Identification of higher frequency plasma waves inside a Kelvin-Helmholtz vortex responsible for plasma heating and mixing

Thursday, 18 December 2014
Thomas Moore1, Katariina Nykyri1 and Andrew P Dimmock2, (1)Embry-Riddle Aeronautical University, Daytona Beach, FL, United States, (2)Aalto University, Aalto, Finland
The magnetopause marks the boundary between the shocked solar wind and magnetospheric plasma. Understanding the dynamics of the plasma processes at the magnetopause boundary is crucial to the study of plasma transport into the magnetosphere. Previous studies have shown that there exists a temperature asymmetry in the plasma sheet.

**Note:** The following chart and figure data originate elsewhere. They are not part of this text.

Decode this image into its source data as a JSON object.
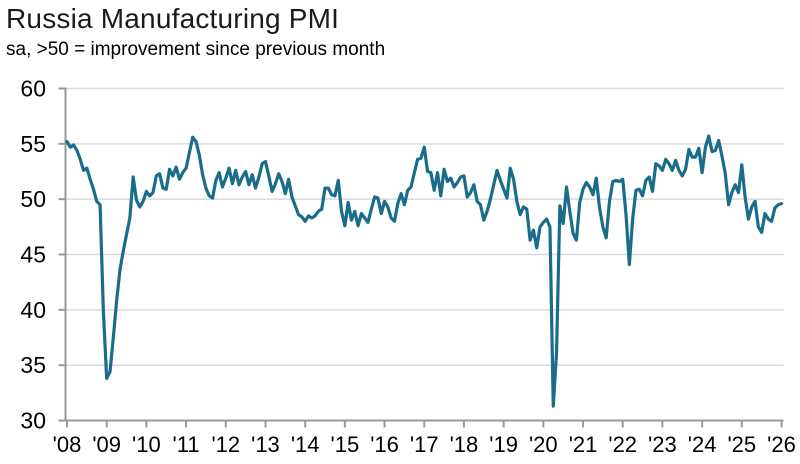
{
  "header": {
    "title": "Russia Manufacturing PMI",
    "subtitle": "sa, >50 = improvement since previous month"
  },
  "colors": {
    "line": "#1A6D8A",
    "grid": "#d9d9d9",
    "axis": "#999999",
    "tick_text": "#000000",
    "title_text": "#1a1a1a",
    "background": "#ffffff"
  },
  "chart_data": {
    "type": "line",
    "title": "Russia Manufacturing PMI",
    "subtitle": "sa, >50 = improvement since previous month",
    "xlabel": "",
    "ylabel": "",
    "ylim": [
      30,
      60
    ],
    "y_ticks": [
      30,
      35,
      40,
      45,
      50,
      55,
      60
    ],
    "x_tick_labels": [
      "'08",
      "'09",
      "'10",
      "'11",
      "'12",
      "'13",
      "'14",
      "'15",
      "'16",
      "'17",
      "'18",
      "'19",
      "'20",
      "'21",
      "'22",
      "'23",
      "'24",
      "'25",
      "'26"
    ],
    "frequency": "monthly",
    "period_start": "Jan 2008",
    "period_end": "Jan 2026",
    "grid": "horizontal-only",
    "legend": "none",
    "series": [
      {
        "name": "Russia Manufacturing PMI (sa)",
        "values": [
          55.2,
          54.7,
          54.9,
          54.4,
          53.6,
          52.6,
          52.8,
          51.8,
          50.9,
          49.8,
          49.5,
          39.8,
          33.8,
          34.4,
          37.5,
          40.8,
          43.6,
          45.3,
          46.8,
          48.3,
          52.0,
          49.9,
          49.3,
          49.8,
          50.7,
          50.3,
          50.6,
          52.1,
          52.3,
          51.0,
          50.9,
          52.7,
          52.1,
          52.9,
          51.8,
          52.4,
          52.8,
          54.2,
          55.6,
          55.2,
          54.0,
          52.2,
          51.0,
          50.3,
          50.1,
          51.7,
          52.4,
          51.1,
          51.9,
          52.8,
          51.4,
          52.6,
          51.3,
          52.0,
          52.5,
          51.3,
          52.2,
          51.0,
          52.0,
          53.2,
          53.4,
          52.1,
          50.7,
          51.4,
          52.3,
          51.6,
          50.5,
          51.8,
          50.2,
          49.4,
          48.6,
          48.4,
          48.0,
          48.5,
          48.3,
          48.5,
          48.9,
          49.1,
          51.0,
          51.0,
          50.4,
          50.3,
          51.7,
          48.9,
          47.6,
          49.7,
          48.1,
          48.9,
          47.6,
          48.7,
          48.3,
          47.9,
          49.1,
          50.2,
          50.1,
          48.7,
          49.8,
          49.3,
          48.3,
          48.0,
          49.6,
          50.5,
          49.5,
          50.8,
          51.1,
          52.4,
          53.6,
          53.7,
          54.7,
          52.5,
          52.4,
          50.8,
          52.4,
          50.3,
          52.7,
          51.6,
          51.9,
          51.1,
          51.5,
          52.0,
          52.1,
          50.2,
          50.6,
          51.3,
          49.8,
          49.5,
          48.1,
          48.9,
          50.0,
          51.3,
          52.6,
          51.7,
          50.9,
          50.1,
          52.8,
          51.8,
          49.8,
          48.6,
          49.3,
          49.1,
          46.3,
          47.2,
          45.6,
          47.5,
          47.9,
          48.2,
          47.5,
          31.3,
          36.2,
          49.4,
          47.8,
          51.1,
          48.9,
          46.9,
          46.3,
          49.7,
          50.9,
          51.5,
          51.1,
          50.4,
          51.9,
          49.2,
          47.5,
          46.5,
          49.8,
          51.6,
          51.7,
          51.6,
          51.8,
          48.6,
          44.1,
          48.2,
          50.8,
          50.9,
          50.3,
          51.7,
          52.0,
          50.7,
          53.2,
          53.0,
          52.6,
          53.6,
          53.2,
          52.6,
          53.5,
          52.6,
          52.1,
          52.7,
          54.5,
          53.8,
          53.8,
          54.6,
          52.4,
          54.7,
          55.7,
          54.3,
          54.4,
          55.3,
          53.9,
          52.3,
          49.5,
          50.6,
          51.3,
          50.6,
          53.1,
          50.2,
          48.2,
          49.3,
          49.8,
          47.5,
          47.0,
          48.7,
          48.2,
          48.0,
          49.2,
          49.5,
          49.6
        ]
      }
    ]
  }
}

During northward IMF, the cold component ions are 30-40% hotter in the dawn flank plasma sheet compared to the dusk flank. However, the mechanisms responsible are still not entirely clear. Recent work has shown that reconnection in Kelvin-Helmholtz (KH) vortices can transport plasma into the magnetosphere. Previous studies have also shown that mode conversion at the magnetopause can generate kinetic Alfvén wave activity. Both magnetic reconnection and plasma wave activity can heat plasma. For the first time we have determined from observations the dispersion relation of higher frequency waves responsible for plasma mixing and heating within a KH vortex.